By Manpreet Dhalla, 9:00 am on

Professor Per Hammarstrom and a team of associate scientists from the Linkoping University in Sweden recently developed a molecular probe capable of detecting various amyloid deposits in human tissues. There are approximately 30 different types of amyloid proteins that are normally found throughout the body. However, under certain circumstances, these proteins break apart, fold abnormally and clump together, which leads to various disease processes capable of affecting any organ in the body. The probe increases the likelihood of early detection and treatment of amyloidosis. Here’s what Alzheimer’s caregivers in Ft. Lauderdale need to know about this revolutionary discovery. 

After creating the probe, scientists tested the technique to determine if the device might positively identify the amyloid proteins in various samples. The probe successfully identified the compounds and proved to be more accurate and efficient compared to previously designed clinical tests. The innovative testing method detected proteins that traditional methods failed to find. 

Up until the Linkoping researchers developed the probe, previous testing required staining blood, urine or tissue samples with Congo red and analyzing the slides using polarized light or electron microscopy. However, if samples do not contain sufficient quantities of the proteins, test results might prove falsely negative. However, this is no longer a concern when using the new probe. The group of scientists believes that the sensitivity of the probe makes an outstanding alternative to traditional testing methods and may eventually make the older technique obsolete. 
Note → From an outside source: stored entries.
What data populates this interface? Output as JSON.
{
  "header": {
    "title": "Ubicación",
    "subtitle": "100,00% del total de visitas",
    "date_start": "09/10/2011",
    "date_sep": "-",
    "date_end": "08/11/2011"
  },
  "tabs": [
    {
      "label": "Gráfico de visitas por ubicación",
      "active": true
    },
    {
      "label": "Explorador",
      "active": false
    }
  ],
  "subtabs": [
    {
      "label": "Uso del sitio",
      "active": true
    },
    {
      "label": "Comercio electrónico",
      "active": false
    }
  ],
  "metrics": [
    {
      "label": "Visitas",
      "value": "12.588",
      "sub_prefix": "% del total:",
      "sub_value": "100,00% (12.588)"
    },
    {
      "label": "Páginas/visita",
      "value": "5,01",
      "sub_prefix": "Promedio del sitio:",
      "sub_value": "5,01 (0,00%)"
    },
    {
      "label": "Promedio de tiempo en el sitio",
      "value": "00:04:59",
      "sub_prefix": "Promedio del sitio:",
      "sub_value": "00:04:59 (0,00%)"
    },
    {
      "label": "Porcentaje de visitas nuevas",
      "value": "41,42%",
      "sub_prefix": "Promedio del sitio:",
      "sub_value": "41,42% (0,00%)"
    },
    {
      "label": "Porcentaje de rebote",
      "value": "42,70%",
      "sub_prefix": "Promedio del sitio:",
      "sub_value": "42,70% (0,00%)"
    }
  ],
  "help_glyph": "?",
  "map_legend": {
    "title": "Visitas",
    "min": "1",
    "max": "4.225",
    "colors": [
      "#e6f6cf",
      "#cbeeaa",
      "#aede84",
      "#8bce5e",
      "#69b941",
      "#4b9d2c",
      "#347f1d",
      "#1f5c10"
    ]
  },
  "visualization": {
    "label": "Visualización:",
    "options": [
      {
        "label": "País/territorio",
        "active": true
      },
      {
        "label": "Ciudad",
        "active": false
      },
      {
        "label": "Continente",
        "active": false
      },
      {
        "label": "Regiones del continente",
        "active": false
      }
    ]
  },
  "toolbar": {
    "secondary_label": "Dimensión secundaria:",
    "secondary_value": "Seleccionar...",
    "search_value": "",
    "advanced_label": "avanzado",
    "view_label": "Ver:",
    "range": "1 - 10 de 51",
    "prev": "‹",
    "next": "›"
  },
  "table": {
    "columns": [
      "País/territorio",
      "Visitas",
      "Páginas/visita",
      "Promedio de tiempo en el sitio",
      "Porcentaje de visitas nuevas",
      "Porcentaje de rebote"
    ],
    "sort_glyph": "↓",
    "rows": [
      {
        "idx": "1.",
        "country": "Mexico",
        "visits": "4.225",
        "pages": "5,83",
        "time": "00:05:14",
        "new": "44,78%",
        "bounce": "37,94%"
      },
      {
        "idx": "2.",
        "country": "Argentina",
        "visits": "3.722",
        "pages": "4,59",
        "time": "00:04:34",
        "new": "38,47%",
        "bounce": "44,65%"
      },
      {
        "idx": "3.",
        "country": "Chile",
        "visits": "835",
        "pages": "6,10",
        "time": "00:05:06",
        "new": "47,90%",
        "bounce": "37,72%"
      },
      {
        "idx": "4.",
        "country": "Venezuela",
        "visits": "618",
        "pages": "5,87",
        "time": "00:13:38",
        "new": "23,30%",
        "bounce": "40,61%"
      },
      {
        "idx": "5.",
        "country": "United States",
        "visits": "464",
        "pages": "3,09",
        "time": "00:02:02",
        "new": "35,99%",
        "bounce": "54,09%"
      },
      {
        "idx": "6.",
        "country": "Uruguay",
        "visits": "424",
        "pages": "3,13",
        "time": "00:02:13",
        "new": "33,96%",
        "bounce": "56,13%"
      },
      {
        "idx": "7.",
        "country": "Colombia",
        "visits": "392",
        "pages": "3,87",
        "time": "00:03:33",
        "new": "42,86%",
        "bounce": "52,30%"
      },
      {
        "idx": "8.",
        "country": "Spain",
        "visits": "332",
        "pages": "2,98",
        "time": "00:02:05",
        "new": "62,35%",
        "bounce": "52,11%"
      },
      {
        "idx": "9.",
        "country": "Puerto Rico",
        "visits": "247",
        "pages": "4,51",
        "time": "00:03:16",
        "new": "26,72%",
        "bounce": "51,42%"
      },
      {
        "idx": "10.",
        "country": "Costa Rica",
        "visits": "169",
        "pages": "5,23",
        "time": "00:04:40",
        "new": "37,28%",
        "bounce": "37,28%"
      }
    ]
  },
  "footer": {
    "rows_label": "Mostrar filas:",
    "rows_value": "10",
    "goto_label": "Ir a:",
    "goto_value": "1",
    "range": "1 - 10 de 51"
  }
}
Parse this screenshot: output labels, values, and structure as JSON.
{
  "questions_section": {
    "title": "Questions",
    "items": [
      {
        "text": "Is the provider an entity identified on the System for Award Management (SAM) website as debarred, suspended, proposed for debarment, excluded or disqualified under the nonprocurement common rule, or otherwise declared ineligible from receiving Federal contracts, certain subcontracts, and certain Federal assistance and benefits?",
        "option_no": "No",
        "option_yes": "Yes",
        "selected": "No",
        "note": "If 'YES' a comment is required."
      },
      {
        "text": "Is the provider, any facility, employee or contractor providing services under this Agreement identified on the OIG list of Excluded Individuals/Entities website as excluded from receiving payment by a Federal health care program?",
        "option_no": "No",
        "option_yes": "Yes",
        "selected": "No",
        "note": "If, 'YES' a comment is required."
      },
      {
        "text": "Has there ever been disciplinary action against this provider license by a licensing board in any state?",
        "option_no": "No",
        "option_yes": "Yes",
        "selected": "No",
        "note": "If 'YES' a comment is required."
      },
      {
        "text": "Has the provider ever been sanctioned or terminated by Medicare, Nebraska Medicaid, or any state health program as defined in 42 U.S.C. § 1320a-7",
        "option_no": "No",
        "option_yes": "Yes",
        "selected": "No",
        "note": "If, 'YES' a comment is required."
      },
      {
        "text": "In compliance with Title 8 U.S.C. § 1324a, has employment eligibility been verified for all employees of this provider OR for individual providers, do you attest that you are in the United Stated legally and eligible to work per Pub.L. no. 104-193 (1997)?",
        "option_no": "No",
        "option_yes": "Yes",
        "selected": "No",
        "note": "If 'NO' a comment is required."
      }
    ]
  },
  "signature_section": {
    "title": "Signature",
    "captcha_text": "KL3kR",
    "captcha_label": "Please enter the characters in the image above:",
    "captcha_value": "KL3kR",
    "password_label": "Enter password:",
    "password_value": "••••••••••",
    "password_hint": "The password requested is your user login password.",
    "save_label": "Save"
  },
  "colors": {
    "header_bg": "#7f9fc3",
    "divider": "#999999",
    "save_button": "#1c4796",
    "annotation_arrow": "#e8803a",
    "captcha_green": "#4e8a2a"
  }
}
The U.S. Office of Rare Diseases explains that amyloidosis is a rare disease that is diagnosed in fewer than 200,000 people. However, according to the Amyloidosis Foundation, more people may actually suffer from medical conditions caused by the proteins than previously known. Once the non-invasive probe testing becomes more widely available, laboratories could identify the proteins as causative factors faster. Seniors who might otherwise require Ft. Lauderdale dementia home care would then receive treatments based on the presence of the proteins before they permanently cause substantial tissue damage. 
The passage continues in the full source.